En España, según la Comisión Nacional del Mercado de Valores, la contratación pública despilfarra en torno al 4,5% del PIB por sus deficientes mecanismos de control e ineficiencia. Ese enorme porcentaje no es necesariamente corrupción (aunque tampoco la excluye) pero no hay duda que se trata de un vicio derivado de la más absoluta irresponsabilidad pública. Visualicémoslo de otra manera: para el ejercicio 2015 ese 4,5% del PIB español despilfarrado superó los 48.600 millones de Euros, lo que supone un saqueo anual aproximado de 1.100€ por habitante.

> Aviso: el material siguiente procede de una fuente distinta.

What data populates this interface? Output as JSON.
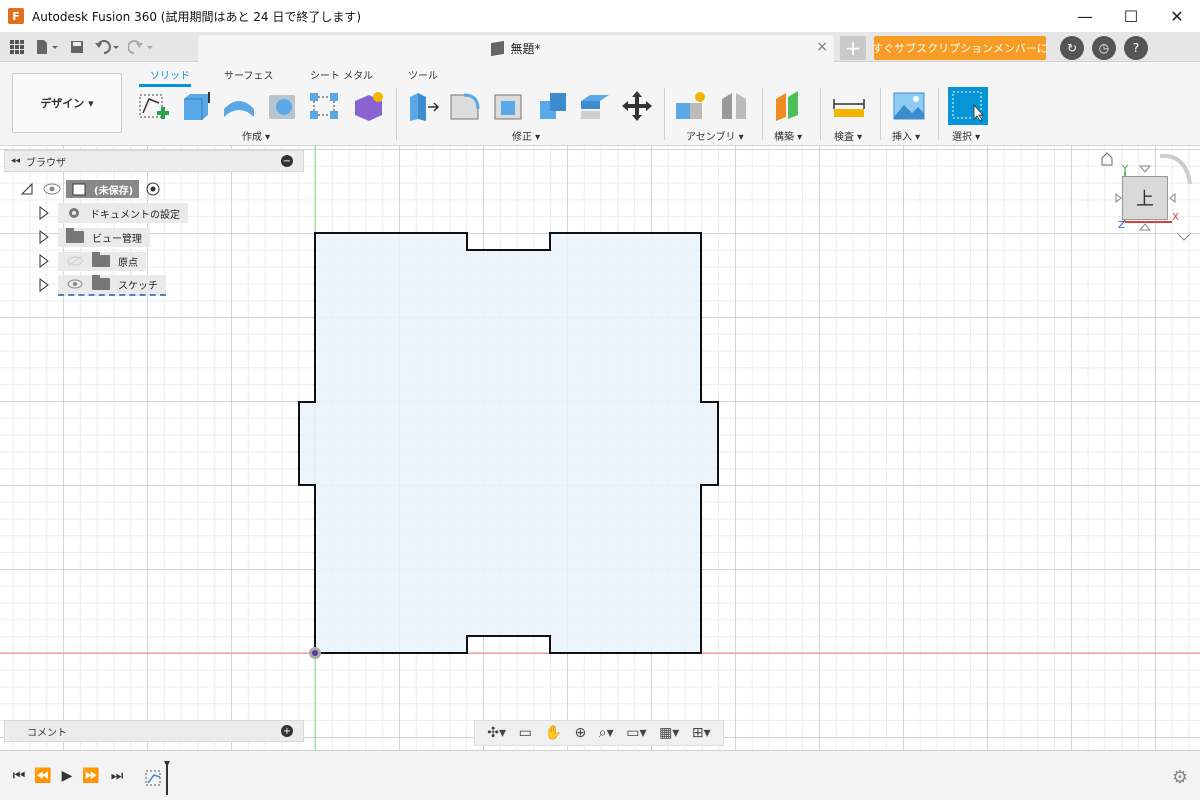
{
  "window": {
    "title": "Autodesk Fusion 360 (試用期間はあと 24 日で終了します)",
    "logo_letter": "F",
    "minimize": "—",
    "maximize": "☐",
    "close": "✕"
  },
  "tabbar": {
    "doc_title": "無題*",
    "close_glyph": "×",
    "new_tab_glyph": "+",
    "subscribe_label": "今すぐサブスクリプションメンバーに…",
    "quick_access": [
      "grid-icon",
      "file-icon",
      "save-icon",
      "undo-icon",
      "redo-icon"
    ]
  },
  "ribbon": {
    "workspace_label": "デザイン ▾",
    "tabs": [
      "ソリッド",
      "サーフェス",
      "シート メタル",
      "ツール"
    ],
    "active_tab": "ソリッド",
    "groups": {
      "create": "作成 ▾",
      "modify": "修正 ▾",
      "assemble": "アセンブリ ▾",
      "construct": "構築 ▾",
      "inspect": "検査 ▾",
      "insert": "挿入 ▾",
      "select": "選択 ▾"
    },
    "accent": "#0696d7"
  },
  "browser": {
    "title": "ブラウザ",
    "root": "(未保存)",
    "items": [
      "ドキュメントの設定",
      "ビュー管理",
      "原点",
      "スケッチ"
    ]
  },
  "comments": {
    "title": "コメント"
  },
  "viewcube": {
    "face_label": "上",
    "axis_y": "Y",
    "axis_x": "X",
    "axis_z": "Z"
  },
  "colors": {
    "sketch_fill": "#e8f3fa",
    "sketch_stroke": "#111111",
    "x_axis": "#f08080",
    "y_axis": "#90e090",
    "subscribe": "#f79c24"
  }
}
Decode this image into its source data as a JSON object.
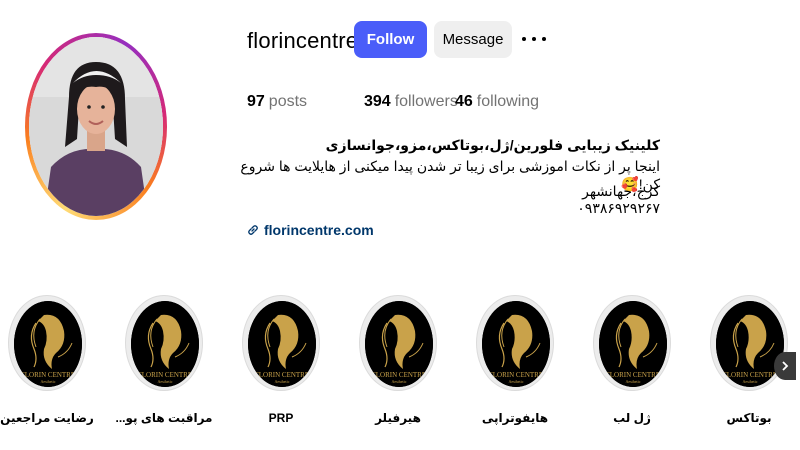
{
  "profile": {
    "username": "florincentre",
    "follow_label": "Follow",
    "message_label": "Message",
    "stats": {
      "posts_count": "97",
      "posts_label": "posts",
      "followers_count": "394",
      "followers_label": "followers",
      "following_count": "46",
      "following_label": "following"
    },
    "bio": {
      "name": "کلینیک زیبایی فلورین/ژل،بوتاکس،مزو،جوانسازی",
      "line1": "اینجا پر از نکات اموزشی برای زیبا تر شدن پیدا میکنی از هایلایت ها شروع کن!🥰",
      "line2": "کرج،جهانشهر",
      "line3": "۰۹۳۸۶۹۲۹۲۶۷",
      "link": "florincentre.com"
    }
  },
  "highlights": [
    {
      "label": "رضایت مراجعین"
    },
    {
      "label": "مراقبت های پو..."
    },
    {
      "label": "PRP"
    },
    {
      "label": "هیرفیلر"
    },
    {
      "label": "هایفوتراپی"
    },
    {
      "label": "ژل لب"
    },
    {
      "label": "بوتاکس"
    }
  ],
  "highlight_logo_text": "FLORIN CENTRE",
  "highlight_logo_sub": "Aesthetic",
  "colors": {
    "follow_button": "#4a5df9",
    "link": "#00376b",
    "gold": "#c9a24a"
  }
}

El indicador más empleado para tomar el pulso moral y legal de un país es el de “percepción de la corrupción”. El Banco Mundial o la ong alemana Transparencia Internacional publican periódicamente sus índices. Sin embargo, este indicador se basa en datos de encuestas y en percepciones, y por lo tanto es susceptible de verse influido por elementos de contexto y hasta de simpatías o antipatías políticas.

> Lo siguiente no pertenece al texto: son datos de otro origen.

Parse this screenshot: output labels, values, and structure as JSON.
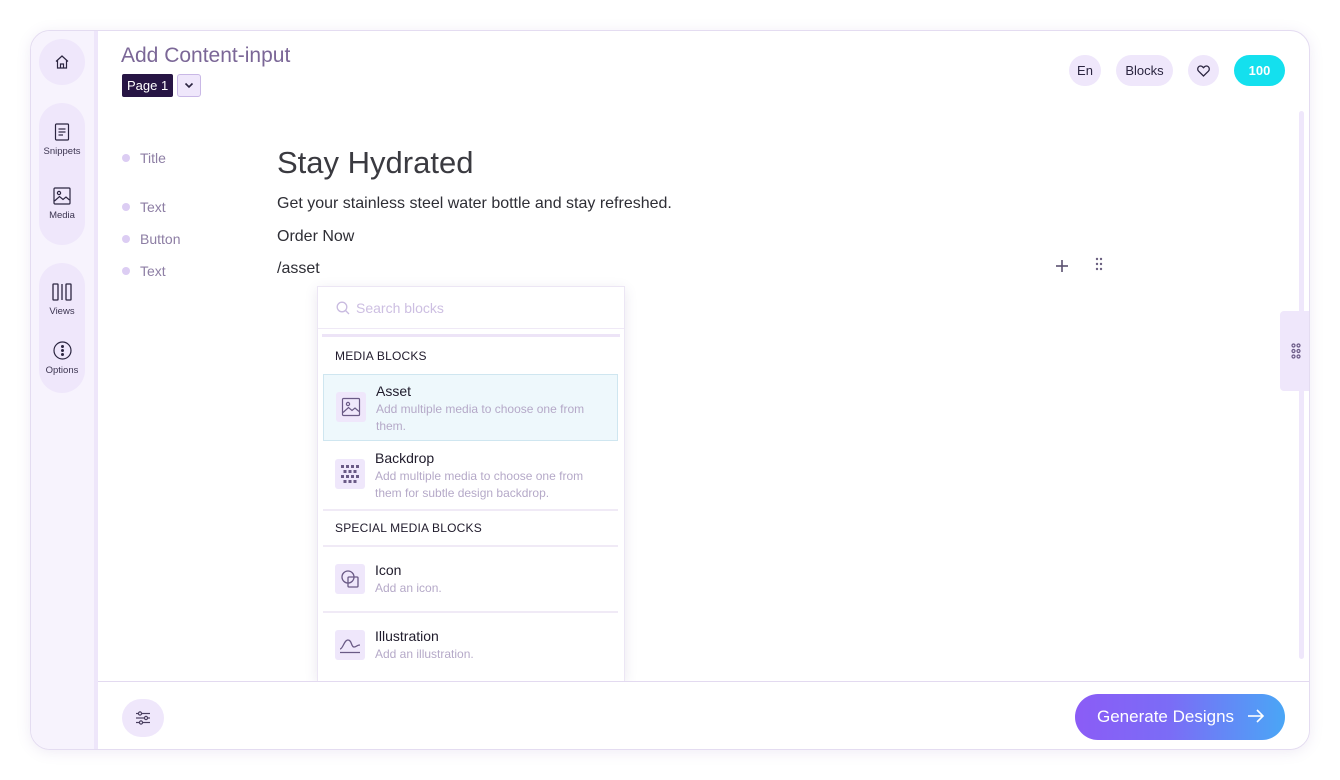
{
  "sidebar": {
    "home_icon": "home-icon",
    "items": [
      {
        "label": "Snippets",
        "icon": "document-icon"
      },
      {
        "label": "Media",
        "icon": "image-icon"
      },
      {
        "label": "Views",
        "icon": "columns-icon"
      },
      {
        "label": "Options",
        "icon": "more-vertical-icon"
      }
    ]
  },
  "header": {
    "title": "Add Content-input",
    "page_badge": "Page 1",
    "lang": "En",
    "blocks": "Blocks",
    "credits": "100"
  },
  "rows": [
    {
      "label": "Title",
      "value": "Stay Hydrated"
    },
    {
      "label": "Text",
      "value": "Get your stainless steel water bottle and stay refreshed."
    },
    {
      "label": "Button",
      "value": "Order Now"
    },
    {
      "label": "Text",
      "value": "/asset"
    }
  ],
  "menu": {
    "search_placeholder": "Search blocks",
    "sections": [
      {
        "title": "MEDIA BLOCKS",
        "items": [
          {
            "title": "Asset",
            "desc": "Add multiple media to choose one from them.",
            "icon": "image-icon",
            "selected": true
          },
          {
            "title": "Backdrop",
            "desc": "Add multiple media to choose one from them for subtle design backdrop.",
            "icon": "grid-pattern-icon",
            "selected": false
          }
        ]
      },
      {
        "title": "SPECIAL MEDIA BLOCKS",
        "items": [
          {
            "title": "Icon",
            "desc": "Add an icon.",
            "icon": "shapes-icon",
            "selected": false
          },
          {
            "title": "Illustration",
            "desc": "Add an illustration.",
            "icon": "wave-icon",
            "selected": false
          }
        ]
      }
    ]
  },
  "footer": {
    "generate_label": "Generate Designs"
  },
  "colors": {
    "accent": "#8b5cf6",
    "sidebar_bg": "#f7f3fd",
    "pill_bg": "#efe7fb",
    "credits_bg": "#14e0ee",
    "page_badge_bg": "#271544",
    "selected_item_bg": "#eef8fc"
  }
}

En España, y desde hace más de dos décadas, la acumulación desbordada de casos de corrupción -con nombres, apellidos y siglas de partidos- supera el umbral de dolor más alto que un ciudadano normal puede soportar. Según los índices de corrupción percibida de Transparencia Internacional (TI), en los últimos 20 años España ha ido bajando del puesto 21 al 36 del ranking, situándonos en 2015 por detrás de Botsuana, Estonia, Uruguay, Buthan o Eslovenia y rozando casi el aprobado por los pelos (la escala empleada por TI oscila entre el 0 y 100 y en 2015 España obtuvo 58 una puntuación inaceptable para un país altamente desarrollado y democrático como el nuestro)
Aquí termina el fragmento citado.